3. The system of claim 1 or 2, wherein the data center utilization information comprises a data center tracking log.

4. The system of any preceding claim, wherein the data center utilization information comprises data relating to one or more of computing element utilization, memory utilization, disk utilization, cooling utilization, power consumption, and/or heat generation.

5. The system of any preceding claim, wherein the data centre utilization information comprises data about one or more tasks submitted by one or more users, data relating to the resources each user requests for each task, and the actual amount of resources actually required to complete each task.

6. The system of any preceding claim, wherein the behavior analyzer is configured to determine the data center virtual behavior pattern by aggregating one or more of the servers, the software tasks, or the users.

7. The system of claim 6, wherein the behavior analyzer is configured to select an optimal number of clusters by clustering a plurality of k values, and to select a value of k, wherein variability of the clusters is below a predetermined threshold.

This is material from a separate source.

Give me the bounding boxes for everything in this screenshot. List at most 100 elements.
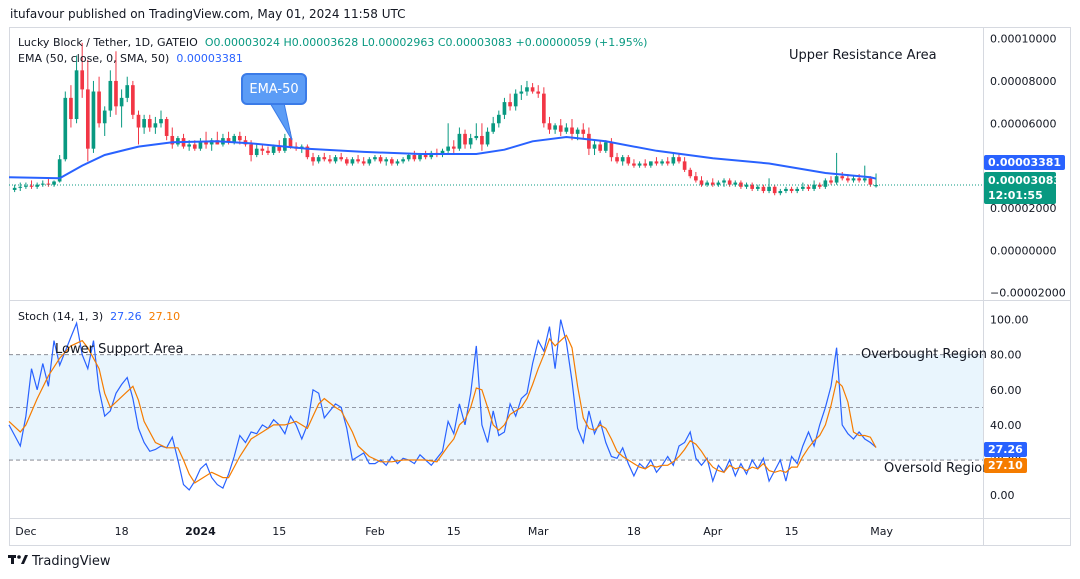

8. The system of any preceding claim, wherein the behaviour analyser is configured to calculate one or more characteristics to represent each server, task or user of the data centre utilization information, the characteristics including one or more of:

a submission rate, which represents the number of tasks submitted by the user per hour;

requested number of computing elements per task, and/or

The requested amount of memory per task.

9. The system of any preceding claim, wherein the utilization predictor comprises:

an environment generator configured to:

generating a simulation component to simulate the data center based on the data center policy information and/or infrastructure data, an

Generating a simulation workload of the simulation data center by generating users and/or tasks and/or servers based on the behavior pattern, an

A simulation engine configured to execute the simulation workload on the simulation component.

10. The system of claim 9, wherein the utilization predictor comprises a monitoring unit operable to collect data from the simulation data center and generate the at least one data center utilization metric based on the collected data.

11. The system of any preceding claim, wherein the at least one data center utilization metric is one or more of: CPU load; (ii) temperature; cooling costs; throughput and/or energy efficiency metrics.

12. A system according to any preceding claim, wherein the infrastructure data comprises one or more of:

information of physical components of the data center;

power system data;

virtual and software data.

13. The system of any preceding claim, wherein the data centre policy information and/or infrastructure data is defined recursively such that elements of data centre policy information and/or infrastructure data are defined at different levels of detail.

14. A computer-implemented method of predicting data center utilization, comprising:

calculating at least one data center utilization metric based on the determined virtual behavior pattern, data center policy information, and/or the infrastructure data.

15. A computer-readable medium having instructions recorded thereon that, when executed, cause a computing device to perform the method of claim 14.

16. A computer program product comprising computer program code for causing a computing device to perform the method of claim 14.